ActivityWatch/aw-server-rust

Importing of buckets with invalid utf-8 strings fails

johan-bjareholt opened this issue · 2 comments

I once visited a website which on purpose created invalid utf-16 strings in the title. This should be very rare as this site went to great lengths with messing up the characters (it essentially did so to be artistic, the site is virtualself.co)
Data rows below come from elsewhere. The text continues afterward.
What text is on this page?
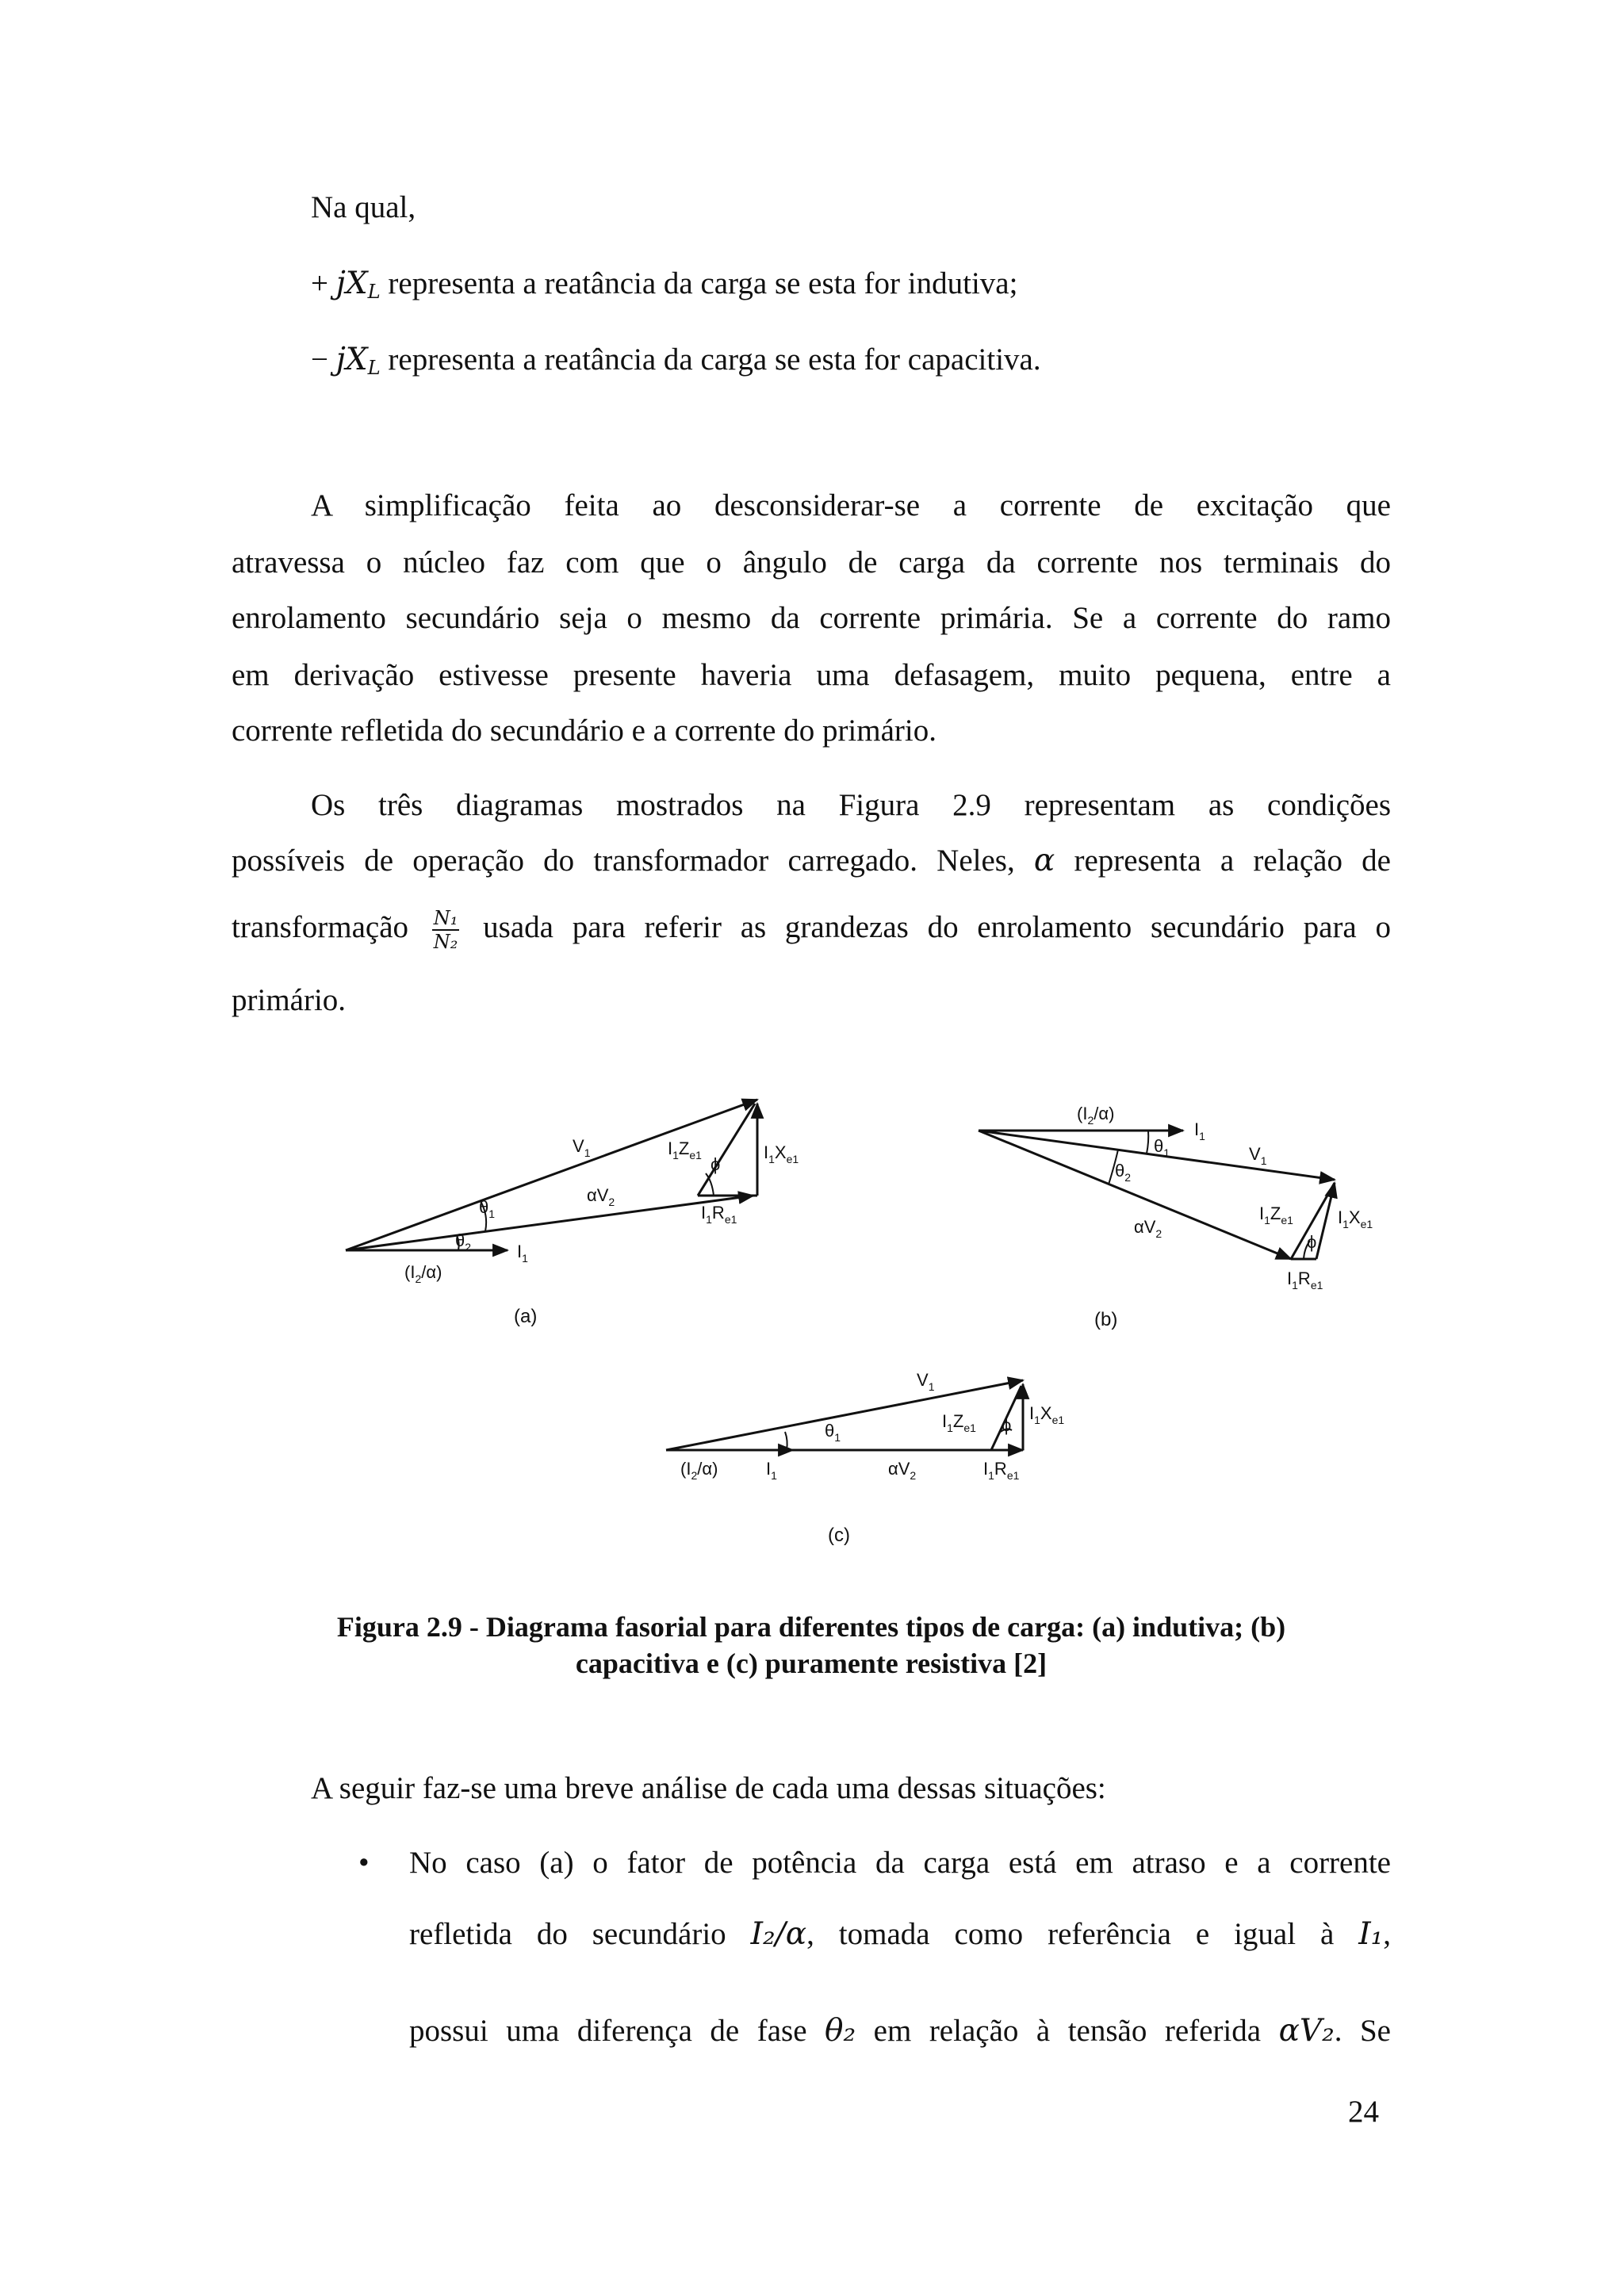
Na qual,
+ $jX_L$ representa a reatância da carga se esta for indutiva;
− $jX_L$ representa a reatância da carga se esta for capacitiva.
A simplificação feita ao desconsiderar-se a corrente de excitação que
atravessa o núcleo faz com que o ângulo de carga da corrente nos terminais do
enrolamento secundário seja o mesmo da corrente primária. Se a corrente do ramo
em derivação estivesse presente haveria uma defasagem, muito pequena, entre a
corrente refletida do secundário e a corrente do primário.
Os três diagramas mostrados na Figura 2.9 representam as condições
possíveis de operação do transformador carregado. Neles, α representa a relação de
transformação $\frac{\text{N₁}}{\text{N₂}}$ usada para referir as grandezas do enrolamento secundário para o
primário.
$V_1$
$\alpha V_2$
$\theta_1$
$\theta_2$	$I_1$
$(I_2/\alpha)$
$I_1Z_{e1}$ ϕ
$I_1X_{e1}$
$I_1R_{e1}$
(a)
$(I_2/\alpha)$
$I_1$
$\theta_1$	$V_1$
$\theta_2$
$\alpha V_2$
$I_1Z_{e1}$
ϕ
$I_1X_{e1}$
$I_1R_{e1}$
(b)
$V_1$
$\theta_1$
$I_1Z_{e1}$ ϕ
$I_1X_{e1}$
$(I_2/\alpha)$	$I_1$	$\alpha V_2$	$I_1R_{e1}$
(c)
Figura 2.9 - Diagrama fasorial para diferentes tipos de carga: (a) indutiva; (b)
capacitiva e (c) puramente resistiva [2]
A seguir faz-se uma breve análise de cada uma dessas situações:
• No caso (a) o fator de potência da carga está em atraso e a corrente
refletida do secundário I₂/α, tomada como referência e igual à I₁,
possui uma diferença de fase θ₂ em relação à tensão referida αV₂. Se
24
When I try to import such buckets from aw-server-python to aw-server-rust it fails with the following

thread '' panicked at 'Failed to deserialize import data as JSON to bucket format: Error("unexpected end of hex escape", line: 24, column: 291)', aw-server/src/endpoints/import.rs:61:38

If someone wants to reproduce this is a minimal export file:

{
    "buckets": {
        "my-test-bucket": {
            "id": "my-test-bucket",
            "hostname": "johan-desktop",
            "client": "test-client",
            "created": "2020-01-28T12:43:29.137000+00:00",
            "type": "test",
            "events": [
                {
                    "timestamp": "2020-01-28T12:43:14.141000+00:00",
                    "duration": 4.993,
                    "data": {
                        "url": "https://virtualself.co/",
                        "title": "\ud835\udc47\ud835\ude29\ud835\udc56\ud835\udc60 \ud835\udc64\ud835\udc56\ud835\udc59\ud835\udc59 \ud835\udc4f\ud835\udc52\ud835\udc50\ud835\udc5c\ud835\udc5a\ud835\udc52 \ud835\udc61\ud835\ude29\ud835\udc52 \ud835\udc53\ud835\udc56\ud835\udc5b\ud835\udc4e\ud835\udc59 \ud835\udc5d\ud835\udc4e\ud835\udc5f\ud835\udc61\ud835\udc56\ud835\udc50\ud835\udc59\ud835\udc52-\ud835\udc38\ud835\udc65\ud835\udc5d\ud835\udc52\ud835\udc5f\ud835",
                        "audible": true,
                        "incognito": false,
                        "tabCount": 57
                    }
                }
            ]
        }
    }
}

The issue is because the string ends with a lone "\ud835" which is not allowed in UTF-8/16. An "\ud835" is required to be followed by a second escape.
Our python server happily allowed this invalid string while serde_json does not.

I made a stack overflow question of this

https://stackoverflow.com/questions/64114043/serde-json-ignore-parts-of-data-if-parsing-it-fails

I also realized that it might be possible to fix it in the legacy_import.rs as that parses each event seperately, if it fails to parse a specific event we can just skip that then. I think that might be a good enough solution.